Registered nurse Paula Edwards, the school nurse at Pennichuck Middle School in Nashua and head nurse for the city school district, said she hasn’t seen or heard about teenagers and younger children in the community using cold and cough medicines containing dextromethorphan to get high, although she knows drug use is a problem.
“There’s a lot of inappropriate use of medications going on, and students are more prone to experiment,” the nurse said.
For at least 15 years, Edwards added, students in the city’s schools have not been allowed to carry their own cough medicines, a rule made to prevent or reduce abuse.

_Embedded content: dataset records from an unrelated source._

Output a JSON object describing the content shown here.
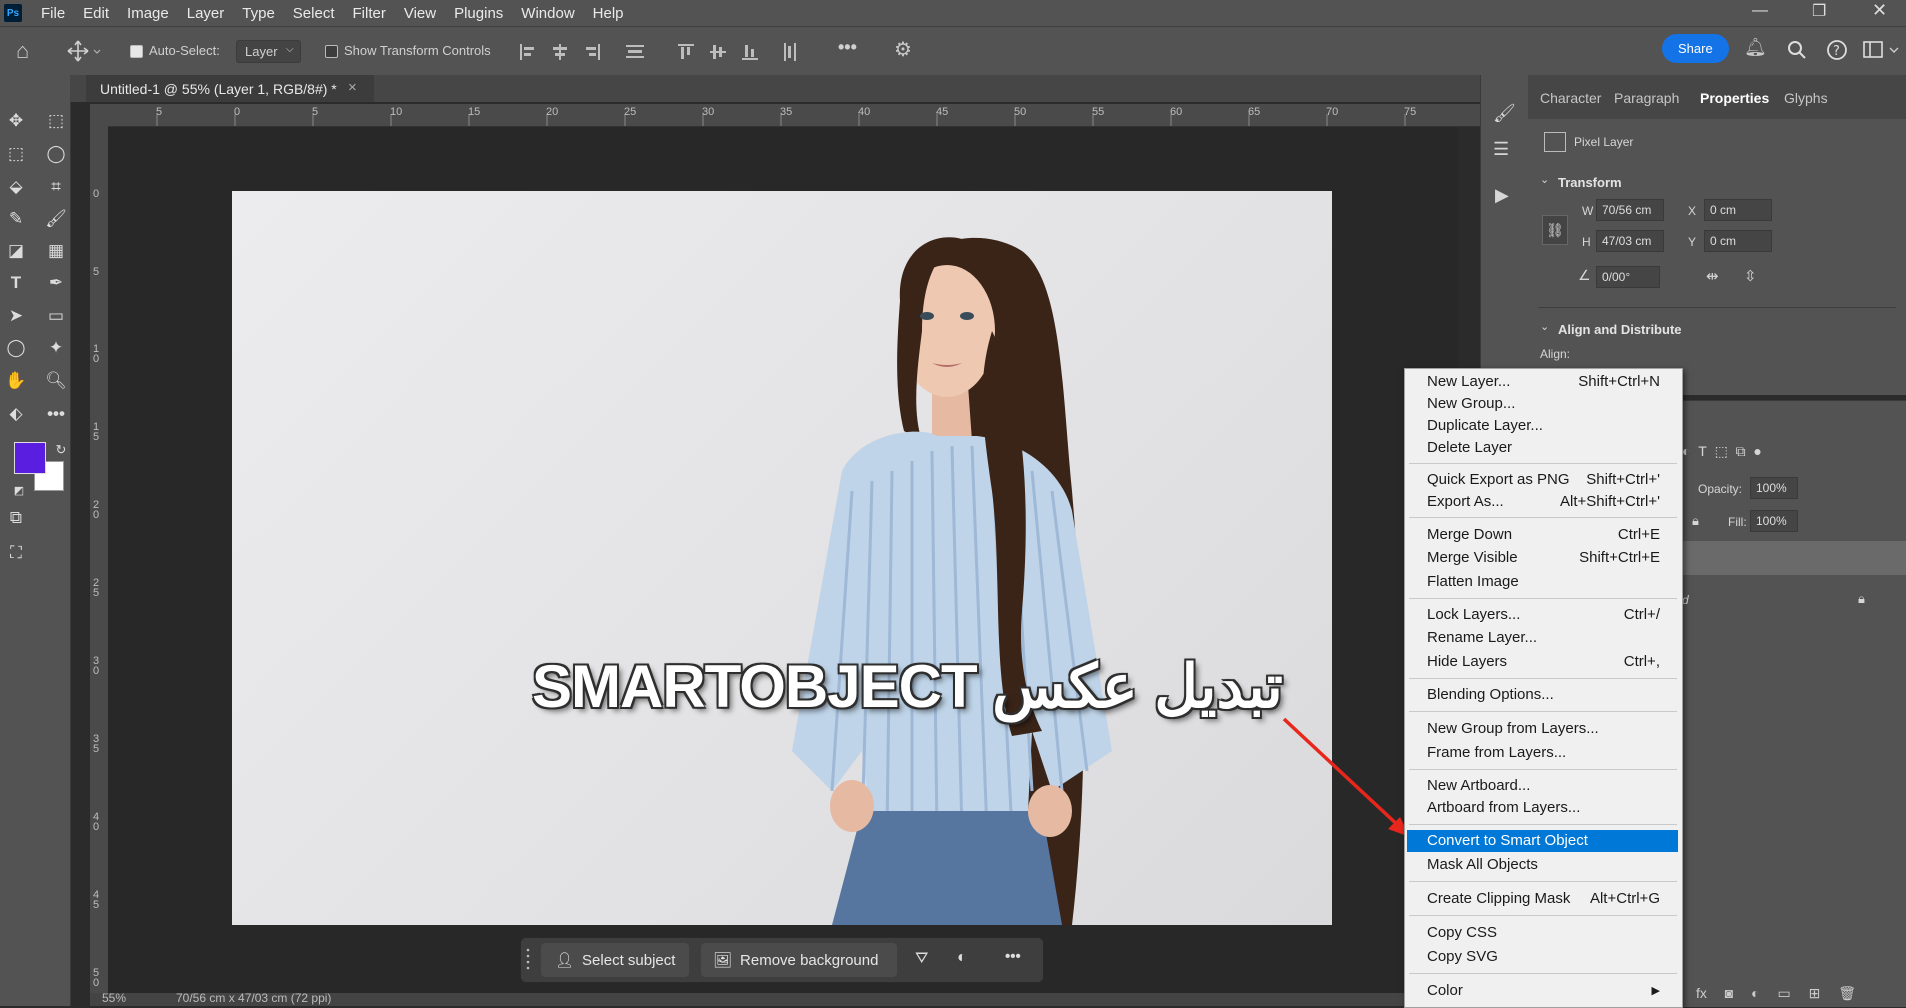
{
  "menubar": {
    "app_icon": "Ps",
    "items": [
      "File",
      "Edit",
      "Image",
      "Layer",
      "Type",
      "Select",
      "Filter",
      "View",
      "Plugins",
      "Window",
      "Help"
    ]
  },
  "options": {
    "auto_select_label": "Auto-Select:",
    "auto_select_value": "Layer",
    "show_transform_label": "Show Transform Controls",
    "more_icon": "•••",
    "share_label": "Share"
  },
  "document": {
    "tab_title": "Untitled-1 @ 55% (Layer 1, RGB/8#) *",
    "close_glyph": "×"
  },
  "ruler": {
    "h_ticks": [
      "5",
      "0",
      "5",
      "10",
      "15",
      "20",
      "25",
      "30",
      "35",
      "40",
      "45",
      "50",
      "55",
      "60",
      "65",
      "70",
      "75"
    ],
    "v_ticks": [
      "0",
      "5",
      "1 0",
      "1 5",
      "2 0",
      "2 5",
      "3 0",
      "3 5",
      "4 0",
      "4 5",
      "5 0"
    ]
  },
  "overlay_title": "SMARTOBJECT تبدیل عکس",
  "contextual_bar": {
    "select_subject": "Select subject",
    "remove_background": "Remove background",
    "more": "•••"
  },
  "status": {
    "zoom": "55%",
    "doc_size": "70/56 cm x 47/03 cm (72 ppi)"
  },
  "properties": {
    "tabs": [
      "Character",
      "Paragraph",
      "Properties",
      "Glyphs"
    ],
    "active_tab": "Properties",
    "layer_kind": "Pixel Layer",
    "transform_heading": "Transform",
    "w_label": "W",
    "w_value": "70/56 cm",
    "h_label": "H",
    "h_value": "47/03 cm",
    "x_label": "X",
    "x_value": "0 cm",
    "y_label": "Y",
    "y_value": "0 cm",
    "angle_value": "0/00°",
    "align_heading": "Align and Distribute",
    "align_label": "Align:"
  },
  "layers": {
    "opacity_label": "Opacity:",
    "opacity_value": "100%",
    "fill_label": "Fill:",
    "fill_value": "100%",
    "partial_name": "d"
  },
  "context_menu": {
    "items": [
      {
        "label": "New Layer...",
        "shortcut": "Shift+Ctrl+N"
      },
      {
        "label": "New Group...",
        "shortcut": ""
      },
      {
        "label": "Duplicate Layer...",
        "shortcut": ""
      },
      {
        "label": "Delete Layer",
        "shortcut": ""
      },
      {
        "label": "Quick Export as PNG",
        "shortcut": "Shift+Ctrl+'"
      },
      {
        "label": "Export As...",
        "shortcut": "Alt+Shift+Ctrl+'"
      },
      {
        "label": "Merge Down",
        "shortcut": "Ctrl+E"
      },
      {
        "label": "Merge Visible",
        "shortcut": "Shift+Ctrl+E"
      },
      {
        "label": "Flatten Image",
        "shortcut": ""
      },
      {
        "label": "Lock Layers...",
        "shortcut": "Ctrl+/"
      },
      {
        "label": "Rename Layer...",
        "shortcut": ""
      },
      {
        "label": "Hide Layers",
        "shortcut": "Ctrl+,"
      },
      {
        "label": "Blending Options...",
        "shortcut": ""
      },
      {
        "label": "New Group from Layers...",
        "shortcut": ""
      },
      {
        "label": "Frame from Layers...",
        "shortcut": ""
      },
      {
        "label": "New Artboard...",
        "shortcut": ""
      },
      {
        "label": "Artboard from Layers...",
        "shortcut": ""
      },
      {
        "label": "Convert to Smart Object",
        "shortcut": ""
      },
      {
        "label": "Mask All Objects",
        "shortcut": ""
      },
      {
        "label": "Create Clipping Mask",
        "shortcut": "Alt+Ctrl+G"
      },
      {
        "label": "Copy CSS",
        "shortcut": ""
      },
      {
        "label": "Copy SVG",
        "shortcut": ""
      },
      {
        "label": "Color",
        "shortcut": ""
      }
    ],
    "highlighted": "Convert to Smart Object"
  },
  "colors": {
    "foreground": "#5a1ee0",
    "background": "#ffffff",
    "highlight": "#0078d7",
    "arrow": "#e8261c"
  }
}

Judy Chong, a spokesperson for Shaw’s Supermarkets, said that company is discussing whether it will restrict sales of cough and cold medicines that contain dextromethorphan.
But Gary Wingate, the registered pharmacist who owns and operates Wingate’s Pharmacy on Main Street in Nashua, said he already monitors sales of dextromethorphan by keeping products containing it behind the counter.
“We’d certainly be on notice if something like that were to happen,” Wingate said, referring to concerns about abuse by teenagers.
He said his customers do not buy large quantities of cold and cough medicines.
Likewise, Roger Hebert, owner and operator of Rice’s Pharmacy on Main Street, said he keeps an eye on sales of cold and cough products, but hasn’t had a problem.
“We’re a small pharmacy, and the pharmacist can see what’s going on,” Hebert said.
Mike De Angelis, a spokesman for CVS Pharmacies based in Woonsocket, R.I., said the company has restricted certain products containing dextromethorphan, primarily Coricidin, since 2004. CVS operates 6,200 stores in 43 states, including 28 pharmacies in New Hampshire.